- 1Eye Center, The Second Affiliated Hospital, School of Medicine, Zhejiang University, Hangzhou, China
- 2Laboratory of Advanced Theranostic Materials and Technology, Ningbo Institute of Materials Technology and Engineering, Chinese Academy of Sciences, Ningbo, Zhejiang, China
- 3Institute for Research in Ophthalmology, Foundation for Ophthalmology Development, Poznan, Poland
Editorial on the Research Topic
Predictive and diagnostic approaches for systemic disorders using ocular assessment
Introduction
The human eye is not just a window to the soul but also a critical portal through which medical professionals can glean information about a patient's overall health. Advances in technology and research over recent decades have underscored the eye's value as a diagnostic tool for detecting systemic diseases. This editorial explores how ocular assessments can be leveraged for predictive and diagnostic purposes in systemic disorders, underlining the scientific basis and clinical applications of such practices.

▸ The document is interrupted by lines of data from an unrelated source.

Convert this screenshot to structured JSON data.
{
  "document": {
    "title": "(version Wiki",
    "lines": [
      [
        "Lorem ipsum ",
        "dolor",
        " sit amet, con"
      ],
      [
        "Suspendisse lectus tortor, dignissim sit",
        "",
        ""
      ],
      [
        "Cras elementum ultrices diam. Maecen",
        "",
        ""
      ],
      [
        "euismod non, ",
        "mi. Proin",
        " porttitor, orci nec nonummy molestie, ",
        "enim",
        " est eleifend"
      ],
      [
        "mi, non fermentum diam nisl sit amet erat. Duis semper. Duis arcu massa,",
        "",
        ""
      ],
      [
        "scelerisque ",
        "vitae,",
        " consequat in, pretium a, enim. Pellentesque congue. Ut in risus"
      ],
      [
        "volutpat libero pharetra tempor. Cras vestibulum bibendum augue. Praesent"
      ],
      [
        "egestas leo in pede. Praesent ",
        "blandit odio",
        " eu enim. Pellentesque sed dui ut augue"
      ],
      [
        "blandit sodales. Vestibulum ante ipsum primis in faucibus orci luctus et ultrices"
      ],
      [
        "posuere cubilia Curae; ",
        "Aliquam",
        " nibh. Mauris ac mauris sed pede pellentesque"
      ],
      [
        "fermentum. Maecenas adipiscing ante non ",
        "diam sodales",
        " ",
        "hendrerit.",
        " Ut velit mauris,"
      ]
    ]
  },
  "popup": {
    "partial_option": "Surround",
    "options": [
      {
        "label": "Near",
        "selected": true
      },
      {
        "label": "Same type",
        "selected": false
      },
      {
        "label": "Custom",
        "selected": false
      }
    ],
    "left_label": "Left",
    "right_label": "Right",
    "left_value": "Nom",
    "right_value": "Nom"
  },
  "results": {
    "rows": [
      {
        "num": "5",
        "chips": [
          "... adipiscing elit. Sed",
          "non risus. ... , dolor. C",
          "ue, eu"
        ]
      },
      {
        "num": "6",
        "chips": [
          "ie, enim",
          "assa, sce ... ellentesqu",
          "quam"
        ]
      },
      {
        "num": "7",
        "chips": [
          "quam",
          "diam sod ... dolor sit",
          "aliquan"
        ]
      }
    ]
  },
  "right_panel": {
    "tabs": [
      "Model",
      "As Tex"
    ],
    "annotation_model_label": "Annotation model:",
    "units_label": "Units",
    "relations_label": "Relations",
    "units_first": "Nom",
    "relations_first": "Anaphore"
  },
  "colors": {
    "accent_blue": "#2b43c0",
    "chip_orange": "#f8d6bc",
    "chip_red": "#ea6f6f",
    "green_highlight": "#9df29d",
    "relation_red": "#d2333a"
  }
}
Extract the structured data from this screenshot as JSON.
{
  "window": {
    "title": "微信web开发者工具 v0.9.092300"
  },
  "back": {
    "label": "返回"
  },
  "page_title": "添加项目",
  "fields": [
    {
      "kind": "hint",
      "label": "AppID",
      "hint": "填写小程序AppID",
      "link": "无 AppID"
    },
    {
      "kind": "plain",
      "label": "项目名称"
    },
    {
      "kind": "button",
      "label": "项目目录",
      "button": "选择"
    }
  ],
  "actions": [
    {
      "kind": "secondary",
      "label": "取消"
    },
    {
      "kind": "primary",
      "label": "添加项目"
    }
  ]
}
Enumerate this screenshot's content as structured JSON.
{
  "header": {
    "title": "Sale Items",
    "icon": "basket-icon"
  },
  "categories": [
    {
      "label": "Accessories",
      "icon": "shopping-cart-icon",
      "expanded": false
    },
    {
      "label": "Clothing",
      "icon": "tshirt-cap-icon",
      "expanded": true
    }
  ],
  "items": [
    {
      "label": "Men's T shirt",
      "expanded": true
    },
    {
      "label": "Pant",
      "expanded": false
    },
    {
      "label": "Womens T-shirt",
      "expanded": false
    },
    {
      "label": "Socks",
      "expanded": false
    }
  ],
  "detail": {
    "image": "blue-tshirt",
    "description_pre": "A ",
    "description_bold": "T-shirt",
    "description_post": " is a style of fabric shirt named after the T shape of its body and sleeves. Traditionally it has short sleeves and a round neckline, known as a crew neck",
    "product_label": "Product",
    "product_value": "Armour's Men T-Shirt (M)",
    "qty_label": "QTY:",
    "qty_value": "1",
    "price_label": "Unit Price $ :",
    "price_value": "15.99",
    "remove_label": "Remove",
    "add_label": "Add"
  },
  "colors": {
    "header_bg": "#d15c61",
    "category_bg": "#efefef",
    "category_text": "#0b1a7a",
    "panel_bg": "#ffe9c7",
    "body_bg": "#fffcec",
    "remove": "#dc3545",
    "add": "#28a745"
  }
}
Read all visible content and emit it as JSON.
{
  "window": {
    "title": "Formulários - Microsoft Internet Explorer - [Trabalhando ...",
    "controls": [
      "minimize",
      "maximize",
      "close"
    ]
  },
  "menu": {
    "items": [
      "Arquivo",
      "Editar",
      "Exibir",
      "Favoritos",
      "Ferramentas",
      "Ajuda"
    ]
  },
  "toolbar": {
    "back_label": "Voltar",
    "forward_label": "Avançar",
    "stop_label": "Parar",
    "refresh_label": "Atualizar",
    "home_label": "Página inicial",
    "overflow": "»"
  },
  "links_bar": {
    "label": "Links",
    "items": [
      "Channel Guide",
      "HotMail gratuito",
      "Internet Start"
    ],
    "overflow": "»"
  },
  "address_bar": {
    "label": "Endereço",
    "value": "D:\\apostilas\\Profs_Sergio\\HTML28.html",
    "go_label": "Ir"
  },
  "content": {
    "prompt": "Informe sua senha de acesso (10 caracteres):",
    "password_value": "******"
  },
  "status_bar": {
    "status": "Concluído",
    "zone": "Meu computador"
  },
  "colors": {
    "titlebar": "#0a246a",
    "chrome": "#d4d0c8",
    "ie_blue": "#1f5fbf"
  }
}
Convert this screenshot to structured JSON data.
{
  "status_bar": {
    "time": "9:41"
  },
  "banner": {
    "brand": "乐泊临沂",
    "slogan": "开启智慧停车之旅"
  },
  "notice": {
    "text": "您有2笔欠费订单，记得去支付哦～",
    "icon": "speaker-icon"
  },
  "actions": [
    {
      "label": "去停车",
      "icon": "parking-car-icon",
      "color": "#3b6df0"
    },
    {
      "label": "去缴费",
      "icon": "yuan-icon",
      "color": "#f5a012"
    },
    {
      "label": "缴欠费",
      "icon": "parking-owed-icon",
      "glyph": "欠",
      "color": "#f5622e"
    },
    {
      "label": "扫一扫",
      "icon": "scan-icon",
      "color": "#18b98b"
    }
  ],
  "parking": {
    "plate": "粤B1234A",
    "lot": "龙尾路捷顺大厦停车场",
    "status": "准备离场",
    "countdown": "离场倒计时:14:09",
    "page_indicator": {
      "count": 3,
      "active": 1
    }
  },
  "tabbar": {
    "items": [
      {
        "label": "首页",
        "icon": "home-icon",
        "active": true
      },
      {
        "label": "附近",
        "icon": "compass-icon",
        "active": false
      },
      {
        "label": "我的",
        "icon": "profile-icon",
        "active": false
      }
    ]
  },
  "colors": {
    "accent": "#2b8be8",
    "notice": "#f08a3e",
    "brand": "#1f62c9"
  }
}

Ocular manifestations of systemic diseases
Systemic diseases often manifest in the eye due to their unique vasculature and neural composition. The retina, for instance, shares similar embryological origins with the brain and is supplied by a rich vascular network. This makes it an ideal site for detecting vascular and neurological changes that reflect systemic conditions. Conditions such as diabetes, hypertension, and autoimmune diseases frequently display characteristic ocular signs, which, when detected early, can facilitate timely interventions.
For example, diabetic retinopathy remains a prominent example of how ophthalmic examinations can reveal the severity and progression of systemic diabetes. Retinal imaging enables the identification of microaneurysms, hemorrhages, and neovascularization, all hallmark features of the disease (1). The presence of these signs not only confirms the diagnosis but can also predict the potential for systemic complications (2).
Ocular imaging technologies
Advancements in optical coherence tomography (OCT), fundus photography, and retinal angiography have improved the diagnostic capabilities for systemic disorders (3). OCT, with its non-invasive cross-sectional imaging, has been instrumental in assessing macular edema and optic nerve health. It can reveal subtle changes that might correspond to early signs of systemic diseases, including multiple sclerosis and Alzheimer's disease (4). The technique's high resolution enables clinicians to observe changes in the retinal nerve fiber layer (RNFL) thickness, which is crucial in neurological assessments (5).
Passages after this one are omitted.